September 13, 2008
William James
William James wrote a pathbreaking work, The Varieties of Religious Experience (1902), which is one of the reasons I named my Stages course The Various Stages of the Spiritual Experience when I was first developing its nearly 1000 pages of content. Some of the important points James made on this topic are exactly what I’ve been saying all along:
"Religious genius (experience) should be the primary topic in the study of religion, rather than religious institutions—since institutions are merely the social descendant of genius."
In other words, cultivation is what matters. Gong-fu is what matters. Religion is all about teaching you how to cultivate and preserving the means of cultivation so that you can EXPERIENCE gong-fu and spiritual states. If you think it’s about ceremonies, rituals, belief or just study, frankly you’re cheating yourself. That’s just not enough.
"The intense, even pathological varieties of experience (religious or otherwise) should be sought by psychologists, because they represent the closest thing to a microscope of the mind—that is, they show us in drastically enlarged form the normal processes of things."
Just as in science, it is the anomalies that bring forth new principles. It’s the people who actually achieve something ont he spiritual trail whom you should study. You cannot nor should not dismiss them just because they don’t "fit your picture" or notions of how things should be. They are as things are, it’s just you don’t understand yet.

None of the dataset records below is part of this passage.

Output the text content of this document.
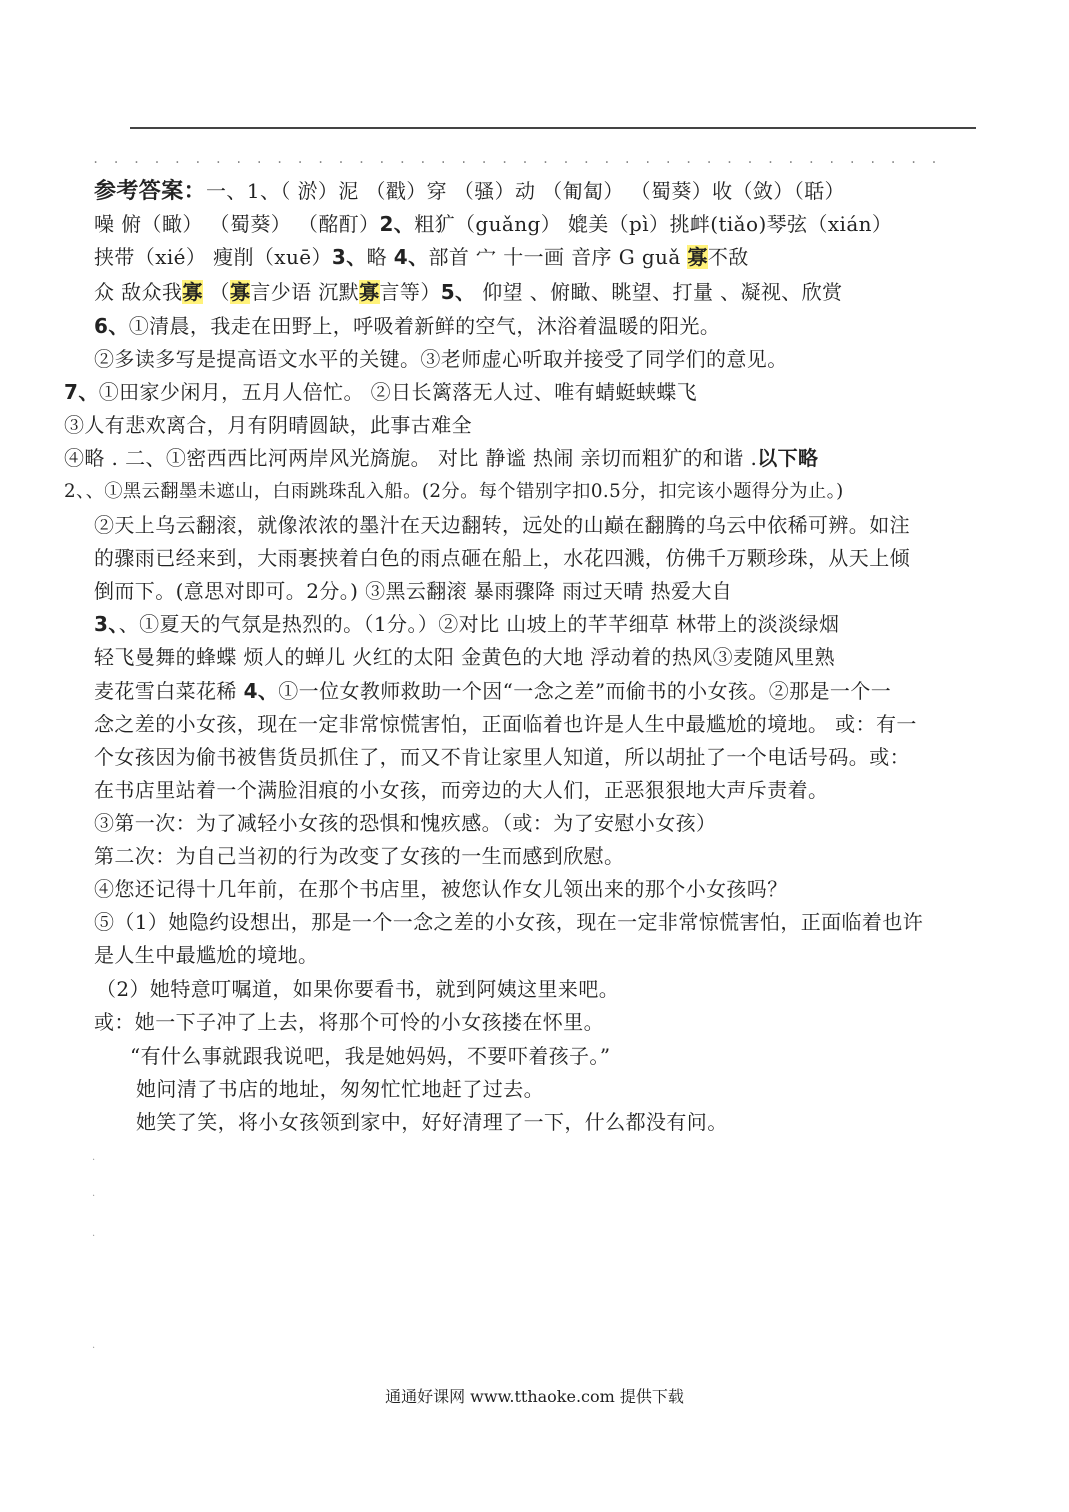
. . . . . . . . . . . . . . . . . . . . . . . . . . . . . . . . . . . . . . . . . .
参考答案：一、1、（ 淤）泥 （戳）穿 （骚）动 （匍匐） （蜀葵）收（敛）（聒）
噪 俯（瞰） （蜀葵） （酩酊）2、粗犷（guǎng） 媲美（pì）挑衅(tiǎo)琴弦（xián）
挟带（xié） 瘦削（xuē）3、略 4、部首 宀 十一画 音序 G guǎ 寡不敌
众 敌众我寡 （寡言少语 沉默寡言等）5、 仰望 、俯瞰、眺望、打量 、凝视、欣赏
6、①清晨，我走在田野上，呼吸着新鲜的空气，沐浴着温暖的阳光。
②多读多写是提高语文水平的关键。③老师虚心听取并接受了同学们的意见。
7、①田家少闲月，五月人倍忙。 ②日长篱落无人过、唯有蜻蜓蛱蝶飞
③人有悲欢离合，月有阴晴圆缺，此事古难全
④略 . 二、①密西西比河两岸风光旖旎。 对比 静谧 热闹 亲切而粗犷的和谐 .以下略
2、、①黑云翻墨未遮山，白雨跳珠乱入船。(2分。每个错别字扣0.5分，扣完该小题得分为止。)
②天上乌云翻滚，就像浓浓的墨汁在天边翻转，远处的山巅在翻腾的乌云中依稀可辨。如注
的骤雨已经来到，大雨裹挟着白色的雨点砸在船上，水花四溅，仿佛千万颗珍珠，从天上倾
倒而下。(意思对即可。2分。) ③黑云翻滚 暴雨骤降 雨过天晴 热爱大自
3、、①夏天的气氛是热烈的。（1分。）②对比 山坡上的芊芊细草 林带上的淡淡绿烟
轻飞曼舞的蜂蝶 烦人的蝉儿 火红的太阳 金黄色的大地 浮动着的热风③麦随风里熟
麦花雪白菜花稀 4、①一位女教师救助一个因“一念之差”而偷书的小女孩。②那是一个一
念之差的小女孩，现在一定非常惊慌害怕，正面临着也许是人生中最尴尬的境地。 或：有一
个女孩因为偷书被售货员抓住了，而又不肯让家里人知道，所以胡扯了一个电话号码。或：
在书店里站着一个满脸泪痕的小女孩，而旁边的大人们，正恶狠狠地大声斥责着。
③第一次：为了减轻小女孩的恐惧和愧疚感。（或：为了安慰小女孩）
第二次：为自己当初的行为改变了女孩的一生而感到欣慰。
④您还记得十几年前，在那个书店里，被您认作女儿领出来的那个小女孩吗？
⑤（1）她隐约设想出，那是一个一念之差的小女孩，现在一定非常惊慌害怕，正面临着也许
是人生中最尴尬的境地。
（2）她特意叮嘱道，如果你要看书，就到阿姨这里来吧。
或：她一下子冲了上去，将那个可怜的小女孩搂在怀里。
“有什么事就跟我说吧，我是她妈妈，不要吓着孩子。”
她问清了书店的地址，匆匆忙忙地赶了过去。
她笑了笑，将小女孩领到家中，好好清理了一下，什么都没有问。
.
.
.
.
通通好课网 www.tthaoke.com 提供下载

Because so few people cultivate, so few reach stages of gong-fu. But gong-fu is the true state of affairs. It is the gong-fu of advanced practitioners we should study, especially the same gong-fu that appears across religions. This is something I always emphasize. Lift weights in China, Africa, Israel, Russia or anywhere else and your muscles will get bigger. It’s a law or principlethat holds regardless of your sex, race, country, religion. The result is non-denominational. Cultivate correctly and you’ll get the first dhyana samadhi and experience similar gong-fu. It’s the same common principle regardless of your religion. This is what spiritual striving is all about.